Vapores mefíticos, voces horrísonas, luces malas que causan pavor, etc. se hacen sentir desde lo que otrora se consideraba como un santuario de la democracia colombiana, ya que fue habitado por el precursor de la independencia, Don Antonio Nariño.
Salvo contadas excepciones, cualquiera fuese el nivel moral o intelectual de nuestros presidentes, ellos se esmeraban en guardar apariencias de respetabilidad, dado que según su buen juicio el poder de que se los dotó debía revestirse del manto de la autoridad que lo hiciese digno de merecer el acatamiento popular.
Una encuesta reciente registra que el 41% de la opinión considera que estamos bajo el mando de una mala persona; el 34% piensa que quien nos desgobierna es regular persona; y sólo el 23% tiene buena opinión de ella.
El discurso presidencial ayer ante la irrisoria manifestación convocada para intimidar al congreso es muestra fehaciente del déficit tanto moral como intelectual del orador. Es una pieza que exhibe tanta bajeza que no ha faltado quien la califique como propia de alguien que pertenece al lumpen, es decir, al estrato más desadaptado de la sociedad.
¿Cómo se le ocurre decirle a su auditorio que es un presidente que no se orina en los pantalones, haciendo así una muy pérfida remembranza de un desafortunado accidente que sufrió por causa de enfermedad uno de sus antecesores? ¿No es él mismo a quien con razón o sin ella se ha acusado de descargar sus evacuaciones sobre las víctimas de los secuestros del M-19 cuando ejercía como siniestro y crudelísimo carcelero en sus ergástulas?
Sin Dios ni Ley, así cabe catalogarlo.
Dice San Pablo en 1Corintios 11: 29 que "el que come y bebe de manera indigna, y sin discernir el cuerpo del Señor, come y bebe su propio castigo".
De poco le sirvió esta severa admonición para que se abstuviera de acercarse a recibir la sagrada forma en la misa que conmemoraba el más reciente aniversario del holocausto del Palacio de Justicia, perpetrado precisamente por sus conmilitones del funesto M-19. La presencia del cuerpo de Cristo en sus entrañas no le ha impedido promover el odio de clase ni difundir a troche y moche mentira tras mentira para azuzar a la población contra empresarios, periodistas, políticos opositores y todo aquél que descrea de sus proyectos delirantes.
Lo que se ha suscitado acerca de las revelaciones de Benedetti y los incidentes del caso Sarabia no es de poca monta. Un gobierno serio lo habría enfrentado haciendo gala de responsabilidad y no mediante algo peor que trinos, graznidos, y cortinas de humo que más bien han contribuido a enrarecer el ambiente.

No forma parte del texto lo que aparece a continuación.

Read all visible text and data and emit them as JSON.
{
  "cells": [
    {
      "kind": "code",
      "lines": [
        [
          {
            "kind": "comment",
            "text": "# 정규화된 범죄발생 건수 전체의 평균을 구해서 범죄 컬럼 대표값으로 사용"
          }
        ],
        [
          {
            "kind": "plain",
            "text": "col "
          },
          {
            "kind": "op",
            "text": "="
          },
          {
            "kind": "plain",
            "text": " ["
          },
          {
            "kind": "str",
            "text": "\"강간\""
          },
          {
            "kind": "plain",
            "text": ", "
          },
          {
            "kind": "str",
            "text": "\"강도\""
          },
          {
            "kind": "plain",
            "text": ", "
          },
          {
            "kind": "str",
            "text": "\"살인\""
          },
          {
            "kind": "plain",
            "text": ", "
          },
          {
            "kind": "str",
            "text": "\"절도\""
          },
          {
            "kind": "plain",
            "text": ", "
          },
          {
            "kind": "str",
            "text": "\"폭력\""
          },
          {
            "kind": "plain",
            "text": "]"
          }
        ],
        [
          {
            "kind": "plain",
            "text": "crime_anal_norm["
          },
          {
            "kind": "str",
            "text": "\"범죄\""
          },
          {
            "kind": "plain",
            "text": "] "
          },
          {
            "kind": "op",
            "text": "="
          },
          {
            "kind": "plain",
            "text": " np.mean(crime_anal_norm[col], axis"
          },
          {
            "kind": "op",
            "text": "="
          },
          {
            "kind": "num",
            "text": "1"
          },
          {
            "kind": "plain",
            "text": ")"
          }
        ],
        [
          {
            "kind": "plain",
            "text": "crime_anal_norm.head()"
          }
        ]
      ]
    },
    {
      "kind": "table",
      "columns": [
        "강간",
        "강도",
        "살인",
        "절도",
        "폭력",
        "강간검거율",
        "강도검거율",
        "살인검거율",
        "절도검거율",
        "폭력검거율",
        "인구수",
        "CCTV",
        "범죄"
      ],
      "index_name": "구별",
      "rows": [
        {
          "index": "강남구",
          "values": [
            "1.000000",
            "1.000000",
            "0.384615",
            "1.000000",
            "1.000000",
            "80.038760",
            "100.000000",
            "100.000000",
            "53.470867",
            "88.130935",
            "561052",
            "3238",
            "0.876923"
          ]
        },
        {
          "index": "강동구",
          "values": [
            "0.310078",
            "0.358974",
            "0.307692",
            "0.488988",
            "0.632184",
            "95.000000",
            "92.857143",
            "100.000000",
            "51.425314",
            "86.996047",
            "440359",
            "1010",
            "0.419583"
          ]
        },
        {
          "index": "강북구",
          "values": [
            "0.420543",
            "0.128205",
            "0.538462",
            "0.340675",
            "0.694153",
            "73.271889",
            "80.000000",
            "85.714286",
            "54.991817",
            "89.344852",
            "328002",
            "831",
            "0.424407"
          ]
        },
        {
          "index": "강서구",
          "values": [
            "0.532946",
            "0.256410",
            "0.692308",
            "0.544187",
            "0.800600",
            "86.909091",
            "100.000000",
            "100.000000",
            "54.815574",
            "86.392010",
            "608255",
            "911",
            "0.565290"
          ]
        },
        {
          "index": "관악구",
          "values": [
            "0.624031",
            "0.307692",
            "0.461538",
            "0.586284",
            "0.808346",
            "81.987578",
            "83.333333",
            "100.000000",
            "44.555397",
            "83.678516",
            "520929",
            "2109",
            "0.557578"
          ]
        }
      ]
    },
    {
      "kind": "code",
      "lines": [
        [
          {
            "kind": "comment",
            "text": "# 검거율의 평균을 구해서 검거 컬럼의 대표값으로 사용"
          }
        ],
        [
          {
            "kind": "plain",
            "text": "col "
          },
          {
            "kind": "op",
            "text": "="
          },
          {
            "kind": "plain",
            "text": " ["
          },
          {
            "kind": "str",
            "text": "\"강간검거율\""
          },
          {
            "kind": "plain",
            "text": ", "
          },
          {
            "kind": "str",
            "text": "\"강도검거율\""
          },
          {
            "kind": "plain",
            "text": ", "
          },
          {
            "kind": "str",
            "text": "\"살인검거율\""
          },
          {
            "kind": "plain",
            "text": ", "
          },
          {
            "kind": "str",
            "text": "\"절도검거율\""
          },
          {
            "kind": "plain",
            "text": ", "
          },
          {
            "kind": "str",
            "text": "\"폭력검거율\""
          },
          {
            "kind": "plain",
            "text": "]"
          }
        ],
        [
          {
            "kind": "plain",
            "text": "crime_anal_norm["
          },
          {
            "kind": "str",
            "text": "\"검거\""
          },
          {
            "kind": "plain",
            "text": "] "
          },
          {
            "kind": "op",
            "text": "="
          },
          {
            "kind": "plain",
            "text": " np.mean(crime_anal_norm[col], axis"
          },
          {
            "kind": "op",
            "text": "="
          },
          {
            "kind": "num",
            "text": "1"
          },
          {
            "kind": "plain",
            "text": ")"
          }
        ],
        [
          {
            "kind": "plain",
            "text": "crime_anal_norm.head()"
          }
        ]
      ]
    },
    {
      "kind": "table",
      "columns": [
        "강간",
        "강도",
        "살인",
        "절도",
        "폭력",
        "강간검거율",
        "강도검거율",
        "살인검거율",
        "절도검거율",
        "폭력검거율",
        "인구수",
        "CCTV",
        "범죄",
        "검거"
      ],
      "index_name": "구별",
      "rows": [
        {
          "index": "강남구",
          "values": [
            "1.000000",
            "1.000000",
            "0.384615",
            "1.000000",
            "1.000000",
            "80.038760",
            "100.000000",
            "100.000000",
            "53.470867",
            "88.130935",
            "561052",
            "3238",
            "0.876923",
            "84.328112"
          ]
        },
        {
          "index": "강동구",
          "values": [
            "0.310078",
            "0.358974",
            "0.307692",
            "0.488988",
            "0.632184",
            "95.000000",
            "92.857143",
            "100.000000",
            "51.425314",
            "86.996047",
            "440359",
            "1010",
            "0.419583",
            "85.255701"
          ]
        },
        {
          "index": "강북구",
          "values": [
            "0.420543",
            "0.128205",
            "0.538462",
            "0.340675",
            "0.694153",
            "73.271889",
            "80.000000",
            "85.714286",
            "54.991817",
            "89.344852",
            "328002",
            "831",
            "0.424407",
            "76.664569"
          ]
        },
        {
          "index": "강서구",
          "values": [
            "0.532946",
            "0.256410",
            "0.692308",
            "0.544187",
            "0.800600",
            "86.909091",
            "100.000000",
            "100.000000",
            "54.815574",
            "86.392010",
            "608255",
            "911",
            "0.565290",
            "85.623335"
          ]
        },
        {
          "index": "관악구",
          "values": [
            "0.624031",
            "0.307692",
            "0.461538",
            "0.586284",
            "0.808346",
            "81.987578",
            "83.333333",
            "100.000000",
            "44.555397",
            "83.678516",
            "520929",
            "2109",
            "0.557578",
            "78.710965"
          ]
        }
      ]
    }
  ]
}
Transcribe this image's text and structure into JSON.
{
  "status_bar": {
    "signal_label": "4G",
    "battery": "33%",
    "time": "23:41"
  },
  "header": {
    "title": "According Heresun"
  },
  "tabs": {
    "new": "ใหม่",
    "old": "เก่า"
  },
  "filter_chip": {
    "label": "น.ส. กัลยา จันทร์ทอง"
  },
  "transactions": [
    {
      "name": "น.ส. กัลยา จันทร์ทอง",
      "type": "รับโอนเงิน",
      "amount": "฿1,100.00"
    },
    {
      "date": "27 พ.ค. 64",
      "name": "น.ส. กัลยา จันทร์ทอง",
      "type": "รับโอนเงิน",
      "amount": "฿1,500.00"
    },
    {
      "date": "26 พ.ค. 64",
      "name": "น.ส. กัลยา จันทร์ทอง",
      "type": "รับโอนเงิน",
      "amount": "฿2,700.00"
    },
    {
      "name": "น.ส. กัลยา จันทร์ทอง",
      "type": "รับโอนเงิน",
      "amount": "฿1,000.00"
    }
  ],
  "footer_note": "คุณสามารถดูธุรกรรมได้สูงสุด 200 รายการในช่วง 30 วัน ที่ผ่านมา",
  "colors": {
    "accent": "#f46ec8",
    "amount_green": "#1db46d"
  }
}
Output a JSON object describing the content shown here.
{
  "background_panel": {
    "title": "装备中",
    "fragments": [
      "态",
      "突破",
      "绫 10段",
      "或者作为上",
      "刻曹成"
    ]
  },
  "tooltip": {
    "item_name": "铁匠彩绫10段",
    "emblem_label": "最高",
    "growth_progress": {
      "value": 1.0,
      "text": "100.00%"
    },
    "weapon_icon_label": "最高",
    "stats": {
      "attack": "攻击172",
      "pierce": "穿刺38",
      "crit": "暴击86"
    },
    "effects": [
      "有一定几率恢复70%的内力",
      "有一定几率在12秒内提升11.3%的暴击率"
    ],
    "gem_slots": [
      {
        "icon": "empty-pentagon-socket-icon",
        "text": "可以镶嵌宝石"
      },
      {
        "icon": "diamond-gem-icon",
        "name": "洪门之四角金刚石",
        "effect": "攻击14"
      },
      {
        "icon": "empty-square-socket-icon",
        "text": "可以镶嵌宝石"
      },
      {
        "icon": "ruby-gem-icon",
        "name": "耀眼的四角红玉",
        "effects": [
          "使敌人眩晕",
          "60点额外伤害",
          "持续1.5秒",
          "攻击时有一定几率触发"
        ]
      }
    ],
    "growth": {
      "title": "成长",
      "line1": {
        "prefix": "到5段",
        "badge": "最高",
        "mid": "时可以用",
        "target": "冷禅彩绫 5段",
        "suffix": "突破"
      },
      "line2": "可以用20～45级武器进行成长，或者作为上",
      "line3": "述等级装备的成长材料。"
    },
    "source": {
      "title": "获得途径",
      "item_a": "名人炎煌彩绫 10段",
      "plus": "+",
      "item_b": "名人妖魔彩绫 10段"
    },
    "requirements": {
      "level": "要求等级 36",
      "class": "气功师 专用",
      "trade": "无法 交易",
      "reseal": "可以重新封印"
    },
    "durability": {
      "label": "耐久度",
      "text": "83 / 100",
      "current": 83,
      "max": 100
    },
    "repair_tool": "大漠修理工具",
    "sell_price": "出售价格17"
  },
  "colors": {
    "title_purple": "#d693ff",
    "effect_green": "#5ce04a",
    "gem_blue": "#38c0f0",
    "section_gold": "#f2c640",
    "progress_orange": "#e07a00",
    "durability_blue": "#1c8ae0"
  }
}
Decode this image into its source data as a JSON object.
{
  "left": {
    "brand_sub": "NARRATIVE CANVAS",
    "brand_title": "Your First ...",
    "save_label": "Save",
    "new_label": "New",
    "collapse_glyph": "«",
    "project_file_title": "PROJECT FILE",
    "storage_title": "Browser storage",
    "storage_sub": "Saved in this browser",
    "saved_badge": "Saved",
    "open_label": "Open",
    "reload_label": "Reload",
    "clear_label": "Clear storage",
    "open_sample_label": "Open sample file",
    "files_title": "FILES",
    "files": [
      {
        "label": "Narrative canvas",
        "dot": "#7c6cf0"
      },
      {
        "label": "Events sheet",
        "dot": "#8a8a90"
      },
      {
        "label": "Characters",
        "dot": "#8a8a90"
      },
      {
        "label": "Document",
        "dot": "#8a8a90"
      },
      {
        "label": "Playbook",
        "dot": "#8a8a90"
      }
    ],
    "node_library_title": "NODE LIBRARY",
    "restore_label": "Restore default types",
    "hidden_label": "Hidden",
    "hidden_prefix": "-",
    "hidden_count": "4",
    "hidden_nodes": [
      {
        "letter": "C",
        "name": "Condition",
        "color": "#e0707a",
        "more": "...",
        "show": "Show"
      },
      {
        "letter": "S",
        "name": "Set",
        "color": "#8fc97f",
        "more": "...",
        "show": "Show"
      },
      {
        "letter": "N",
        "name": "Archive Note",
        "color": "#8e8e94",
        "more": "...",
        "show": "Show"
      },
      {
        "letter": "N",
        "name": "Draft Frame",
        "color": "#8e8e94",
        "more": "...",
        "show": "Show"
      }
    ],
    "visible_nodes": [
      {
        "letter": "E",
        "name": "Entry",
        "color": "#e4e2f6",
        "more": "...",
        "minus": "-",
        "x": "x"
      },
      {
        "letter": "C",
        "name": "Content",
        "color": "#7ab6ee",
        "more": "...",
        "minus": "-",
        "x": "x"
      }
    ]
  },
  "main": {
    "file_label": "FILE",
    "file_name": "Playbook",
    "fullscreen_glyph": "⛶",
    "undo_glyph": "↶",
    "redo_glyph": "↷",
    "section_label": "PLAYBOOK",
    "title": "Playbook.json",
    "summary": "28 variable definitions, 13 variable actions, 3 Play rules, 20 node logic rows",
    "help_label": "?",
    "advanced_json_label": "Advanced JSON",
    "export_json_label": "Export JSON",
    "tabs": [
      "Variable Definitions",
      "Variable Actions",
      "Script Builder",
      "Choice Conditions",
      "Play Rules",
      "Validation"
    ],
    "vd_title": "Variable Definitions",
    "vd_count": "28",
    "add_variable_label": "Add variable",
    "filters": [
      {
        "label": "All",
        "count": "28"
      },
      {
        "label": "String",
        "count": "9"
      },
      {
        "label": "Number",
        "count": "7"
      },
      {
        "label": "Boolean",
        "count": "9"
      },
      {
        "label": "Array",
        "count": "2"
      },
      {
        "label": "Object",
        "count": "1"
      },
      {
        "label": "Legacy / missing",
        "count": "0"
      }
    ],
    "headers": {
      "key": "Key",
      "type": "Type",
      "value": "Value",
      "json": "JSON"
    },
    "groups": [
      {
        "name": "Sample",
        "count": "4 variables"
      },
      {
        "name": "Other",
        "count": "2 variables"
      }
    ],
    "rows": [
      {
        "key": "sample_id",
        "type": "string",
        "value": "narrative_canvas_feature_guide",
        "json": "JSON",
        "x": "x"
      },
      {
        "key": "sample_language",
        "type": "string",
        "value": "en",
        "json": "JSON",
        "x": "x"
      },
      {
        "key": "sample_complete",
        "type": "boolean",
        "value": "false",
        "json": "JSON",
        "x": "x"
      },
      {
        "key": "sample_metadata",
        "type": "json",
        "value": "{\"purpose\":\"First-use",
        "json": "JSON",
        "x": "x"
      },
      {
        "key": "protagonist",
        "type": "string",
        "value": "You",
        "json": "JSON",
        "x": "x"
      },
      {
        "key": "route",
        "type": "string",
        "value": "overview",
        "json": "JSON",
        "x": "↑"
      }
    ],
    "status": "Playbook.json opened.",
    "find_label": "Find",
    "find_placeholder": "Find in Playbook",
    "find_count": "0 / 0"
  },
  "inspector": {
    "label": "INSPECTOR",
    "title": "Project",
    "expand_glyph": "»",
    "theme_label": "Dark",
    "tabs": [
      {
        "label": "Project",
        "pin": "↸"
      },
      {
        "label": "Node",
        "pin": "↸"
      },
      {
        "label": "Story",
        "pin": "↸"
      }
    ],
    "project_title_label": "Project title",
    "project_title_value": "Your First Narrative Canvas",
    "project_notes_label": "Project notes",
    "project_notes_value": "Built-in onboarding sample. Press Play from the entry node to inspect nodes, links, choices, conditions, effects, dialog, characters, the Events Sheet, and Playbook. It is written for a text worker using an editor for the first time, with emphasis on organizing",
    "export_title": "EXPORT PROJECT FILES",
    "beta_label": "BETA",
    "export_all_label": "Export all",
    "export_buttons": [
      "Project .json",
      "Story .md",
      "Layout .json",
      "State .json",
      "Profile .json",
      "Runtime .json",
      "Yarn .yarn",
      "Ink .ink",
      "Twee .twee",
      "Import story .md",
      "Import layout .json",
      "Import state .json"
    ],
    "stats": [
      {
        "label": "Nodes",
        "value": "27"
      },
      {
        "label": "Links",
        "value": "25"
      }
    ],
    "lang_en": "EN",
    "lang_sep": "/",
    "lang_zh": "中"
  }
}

Las revelaciones sobre la financiación irregular de la campaña que en mala hora lo llevó a la presidencia proceden nada menos que de su jefe de debate y ahora exembajador en Venezuela. No son exabruptos de un drogadicto confeso, según lo dijo el canciller Leyva, sino manifestaciones de quien aspiraba a ocupar el segundo lugar en la cadena de mando de nuestro poder ejecutivo. Estas revelaciones se acumulan a las valerosas denuncias que ha hecho el abogado José Manuel Abuchaibe acerca de cómo la campaña del hoy presidente excedió en $ 38.000.000 el tope autorizado por la normatividad electoral. Vid. José Manuel Abuchaibe: el abogado que quiere tumbar a Petro (semana.com)
Las actuaciones a todas luces irregulares en torno de las empleadas domésticas de Laura Sarabia constituyen inquietantes indicios de cómo desde el gobierno, con o sin anuencia de su más alto titular, se puede perseguir a la ciudadanía.
Y es de suma gravedad lo que ha insinuado Benedetti, de quien se ha dicho que era compañero de juergas de quien hoy nos desgobierna, acerca de sus malos hábitos, que de comprobarse configurarían causal suficiente para declararlo indigno de ejercer la presidencia e incluso para que el senado, según el artículo 194 de la Constitución, declare su falta absoluta por incapacidad física permanente ocasionada por esa enfermedad incurable, progresiva y mortal que es el alcoholismo.